Fortunately, there are easy ways to minimize trauma. Both ASSH and CTV News have compiled safety tips for pumpkin carvers intended to reduce the chances of a trip to the emergency room.

First, it's recommended that carvers tackle their design with knives made specifically for carving. Kitchen knives are sharp and provide a poor grip when trying to puncture tough pumpkin skin: Pumpkin carving knives have slip-resistant handles and aren't quite as sharp, while kitchen knives can get wedged in, requiring force to pull them out.

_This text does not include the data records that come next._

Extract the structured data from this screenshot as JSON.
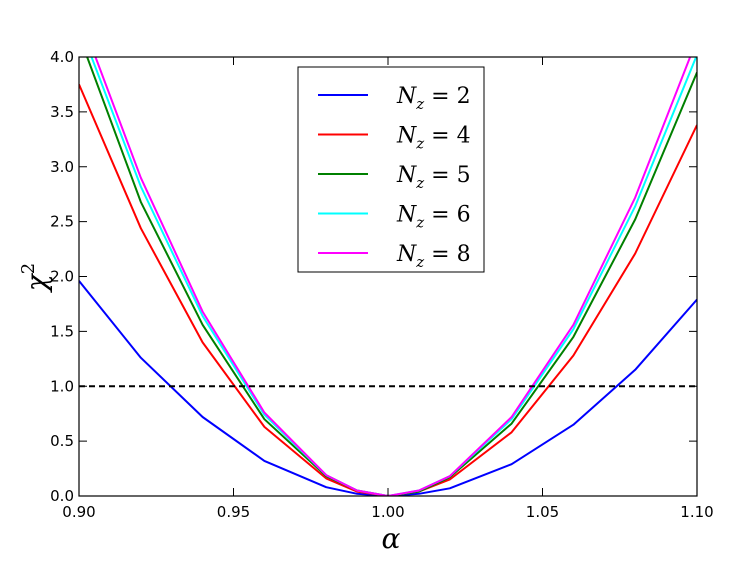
{
  "chart_data": {
    "type": "line",
    "title": "",
    "xlabel": "α",
    "ylabel": "χ",
    "ylabel_superscript": "2",
    "xlim": [
      0.9,
      1.1
    ],
    "ylim": [
      0.0,
      4.0
    ],
    "x_ticks": [
      "0.90",
      "0.95",
      "1.00",
      "1.05",
      "1.10"
    ],
    "x_tick_values": [
      0.9,
      0.95,
      1.0,
      1.05,
      1.1
    ],
    "y_ticks": [
      "0.0",
      "0.5",
      "1.0",
      "1.5",
      "2.0",
      "2.5",
      "3.0",
      "3.5",
      "4.0"
    ],
    "y_tick_values": [
      0.0,
      0.5,
      1.0,
      1.5,
      2.0,
      2.5,
      3.0,
      3.5,
      4.0
    ],
    "grid": false,
    "legend_position": "top-center",
    "x": [
      0.9,
      0.92,
      0.94,
      0.96,
      0.98,
      0.99,
      1.0,
      1.01,
      1.02,
      1.04,
      1.06,
      1.08,
      1.1
    ],
    "series": [
      {
        "name": "N_z = 2",
        "label_var": "N",
        "label_sub": "z",
        "label_rest": "= 2",
        "color": "#0000ff",
        "values": [
          1.96,
          1.26,
          0.72,
          0.32,
          0.08,
          0.02,
          0.0,
          0.02,
          0.07,
          0.29,
          0.65,
          1.15,
          1.79
        ]
      },
      {
        "name": "N_z = 4",
        "label_var": "N",
        "label_sub": "z",
        "label_rest": "= 4",
        "color": "#ff0000",
        "values": [
          3.75,
          2.44,
          1.4,
          0.63,
          0.16,
          0.04,
          0.0,
          0.04,
          0.15,
          0.58,
          1.28,
          2.21,
          3.38
        ]
      },
      {
        "name": "N_z = 5",
        "label_var": "N",
        "label_sub": "z",
        "label_rest": "= 5",
        "color": "#008000",
        "values": [
          4.2,
          2.68,
          1.56,
          0.7,
          0.18,
          0.05,
          0.0,
          0.04,
          0.17,
          0.66,
          1.45,
          2.52,
          3.86
        ]
      },
      {
        "name": "N_z = 6",
        "label_var": "N",
        "label_sub": "z",
        "label_rest": "= 6",
        "color": "#00ffff",
        "values": [
          4.3,
          2.82,
          1.64,
          0.74,
          0.19,
          0.05,
          0.0,
          0.05,
          0.18,
          0.7,
          1.52,
          2.64,
          4.02
        ]
      },
      {
        "name": "N_z = 8",
        "label_var": "N",
        "label_sub": "z",
        "label_rest": "= 8",
        "color": "#ff00ff",
        "values": [
          4.4,
          2.9,
          1.68,
          0.76,
          0.19,
          0.05,
          0.0,
          0.05,
          0.18,
          0.72,
          1.56,
          2.72,
          4.16
        ]
      }
    ],
    "reference_line": {
      "y": 1.0,
      "style": "dashed",
      "color": "#000000"
    }
  }
}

Carvers should also keep the pumpkin intact while carving, cleaning out the insides later. Why? Once a pumpkin has been gutted, you’re likely to stick your free hand inside to brace it, opening yourself up to an inadvertent stab from your knife hand. When you do open it up, it's better to cut from the bottom: That way, the pumpkin can be lowered over a light source rather than risk a burn dropping one in from the top.

Most importantly, parents would be wise to never let their kids assist in carving without supervision, and should always work in a brightly-lit area. Adults should handle the knife, while children can draw patterns and scoop out innards. According to Consumer Reports, kids ages 10 to 14 tend to suffer the most Halloween-related accidents, so keeping carving duties to ages 14 and above is a safe bet.

If all else fails and your carving has gone awry, have a first aid kit handy and apply pressure to any wound to staunch bleeding. With some common sense, however, it's unlikely your Halloween celebration will turn into a blood sacrifice.